Mexico's electoral court offered up a decision that will keep the status quo happy and, naturally, deny Mexico's electorate a full recount of the presidential vote. I am always impressed by the establishment's delaration of a putative love of democracy and it's apposite ability to refuse to actually and properly count votes. In fact, they have laws specifically restricting recounting ballots, making the process unnecessarily cumbersome. Or, as I am sure they view it, necessarily cumbersome. Recounting votes should not be an onerous task in a democracy. No one has any problem with checking, double checking and triple checking business transactions but counting votes twice, why, that's just plain crazy.
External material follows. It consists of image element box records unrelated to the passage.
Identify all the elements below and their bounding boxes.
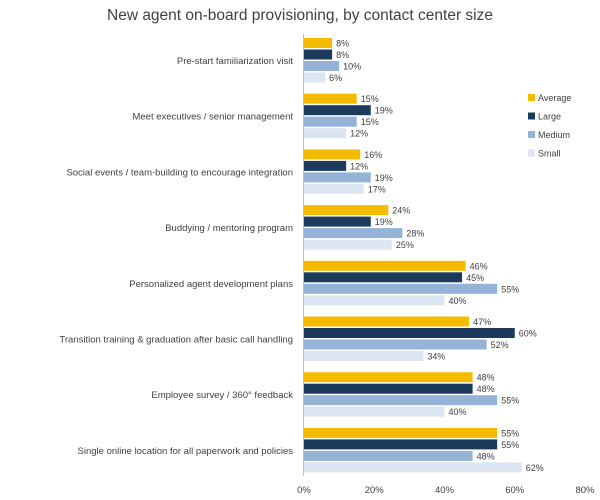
category-label-1: Meet executives / senior management — [132, 112, 293, 123]
data-label-average-6: 48% — [477, 373, 495, 383]
bar-average-7 — [304, 427, 498, 438]
bar-small-4 — [304, 295, 445, 306]
category-label-0: Pre-start familiarization visit — [177, 56, 293, 67]
data-label-large-3: 19% — [375, 217, 393, 227]
chart-title: New agent on-board provisioning, by cont… — [107, 7, 493, 24]
bar-medium-5 — [304, 339, 487, 350]
data-label-medium-2: 19% — [375, 173, 393, 183]
data-label-medium-5: 52% — [491, 340, 509, 350]
bar-medium-1 — [304, 116, 357, 127]
data-label-average-5: 47% — [473, 317, 491, 327]
bar-medium-4 — [304, 283, 498, 294]
data-label-average-7: 55% — [501, 428, 519, 438]
bar-medium-7 — [304, 450, 473, 461]
data-label-medium-4: 55% — [501, 284, 519, 294]
bar-large-3 — [304, 216, 371, 227]
data-label-large-1: 19% — [375, 106, 393, 116]
data-label-small-2: 17% — [368, 184, 386, 194]
data-label-large-7: 55% — [501, 440, 519, 450]
data-label-average-2: 16% — [364, 150, 382, 160]
legend-swatch-small — [528, 149, 535, 157]
data-label-small-6: 40% — [449, 407, 467, 417]
data-label-average-0: 8% — [336, 39, 349, 49]
bar-small-3 — [304, 239, 392, 250]
data-label-small-4: 40% — [449, 296, 467, 306]
bar-small-0 — [304, 72, 326, 83]
bar-large-5 — [304, 328, 515, 338]
data-label-average-4: 46% — [470, 261, 488, 271]
bar-medium-0 — [304, 61, 340, 71]
data-label-medium-3: 28% — [406, 229, 424, 239]
legend-swatch-average — [528, 94, 535, 101]
data-label-large-6: 48% — [477, 384, 495, 394]
bar-average-4 — [304, 260, 466, 271]
data-label-small-5: 34% — [427, 352, 445, 362]
bars-group: 8%8%10%6%15%19%15%12%16%12%19%17%24%19%2… — [304, 38, 544, 473]
x-tick-label-4: 80% — [575, 485, 595, 496]
data-label-large-4: 45% — [466, 273, 484, 283]
bar-large-2 — [304, 160, 347, 171]
data-label-large-5: 60% — [519, 329, 537, 339]
bar-small-5 — [304, 351, 424, 361]
data-label-small-7: 62% — [526, 463, 544, 473]
data-label-small-0: 6% — [329, 73, 342, 83]
bar-large-0 — [304, 49, 333, 60]
data-label-small-3: 25% — [396, 240, 414, 250]
x-axis: 0% 20% 40% 60% 80% — [297, 34, 595, 496]
category-label-5: Transition training & graduation after b… — [59, 335, 293, 346]
legend-swatch-large — [528, 112, 535, 120]
data-label-medium-7: 48% — [477, 451, 495, 461]
bar-average-3 — [304, 205, 389, 216]
legend-label-medium: Medium — [538, 130, 570, 140]
bar-large-6 — [304, 383, 473, 394]
bar-average-5 — [304, 316, 470, 327]
legend-label-small: Small — [538, 149, 561, 159]
category-label-3: Buddying / mentoring program — [165, 223, 293, 234]
x-tick-label-0: 0% — [297, 485, 311, 496]
bar-small-6 — [304, 406, 445, 417]
data-label-average-3: 24% — [392, 206, 410, 216]
category-label-4: Personalized agent development plans — [129, 279, 293, 290]
bar-average-0 — [304, 38, 333, 48]
data-label-large-0: 8% — [336, 50, 349, 60]
bar-large-7 — [304, 439, 498, 450]
data-label-large-2: 12% — [350, 161, 368, 171]
legend-label-large: Large — [538, 112, 561, 122]
legend-swatch-medium — [528, 131, 535, 138]
bar-medium-2 — [304, 172, 371, 183]
data-label-medium-0: 10% — [343, 62, 361, 72]
data-label-medium-6: 55% — [501, 396, 519, 406]
bar-small-7 — [304, 462, 522, 473]
bar-small-1 — [304, 128, 347, 139]
bar-medium-6 — [304, 395, 498, 406]
data-label-average-1: 15% — [361, 94, 379, 104]
x-tick-label-1: 20% — [365, 485, 385, 496]
legend-label-average: Average — [538, 93, 571, 103]
legend: Average Large Medium Small — [528, 93, 571, 159]
category-label-2: Social events / team-building to encoura… — [66, 167, 293, 178]
data-label-small-1: 12% — [350, 129, 368, 139]
category-label-6: Employee survey / 360° feedback — [151, 390, 293, 401]
bar-small-2 — [304, 183, 364, 194]
category-labels: Pre-start familiarization visit Meet exec… — [59, 56, 293, 457]
bar-average-1 — [304, 93, 357, 104]
bar-medium-3 — [304, 228, 403, 239]
bar-average-6 — [304, 372, 473, 383]
x-tick-label-2: 40% — [435, 485, 455, 496]
category-label-7: Single online location for all paperwork… — [78, 446, 294, 457]
bar-large-1 — [304, 105, 371, 116]
bar-large-4 — [304, 272, 463, 283]
data-label-medium-1: 15% — [361, 117, 379, 127]
bar-average-2 — [304, 149, 361, 160]
x-tick-label-3: 60% — [505, 485, 525, 496]
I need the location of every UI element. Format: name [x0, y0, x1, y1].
It was a hotly contested election and the number of polling station problems was immense; in Orbador country, scrubbed voter rolls courtesy of ChoicePoint, ballots found in dumpsters, exit poll mismatch with the vote count, long lines experienced in precincts strongly supportive of the populist who promised, among other things, to renegotiate NAFTA, something the business elite was none too keen on. It sounded all too typical. James K. Galbraith offered up an excellent review of the voting data that certainly demonstrates some bizarre behaviour, behaviour which is generally recognised as a sign that an election is being rigged in real time.

So, it looks like Mexicans will be denied the right to know what the real vote count was, while being told by the corporate establishment that all went well. Welcome, Mexico, to the new American century.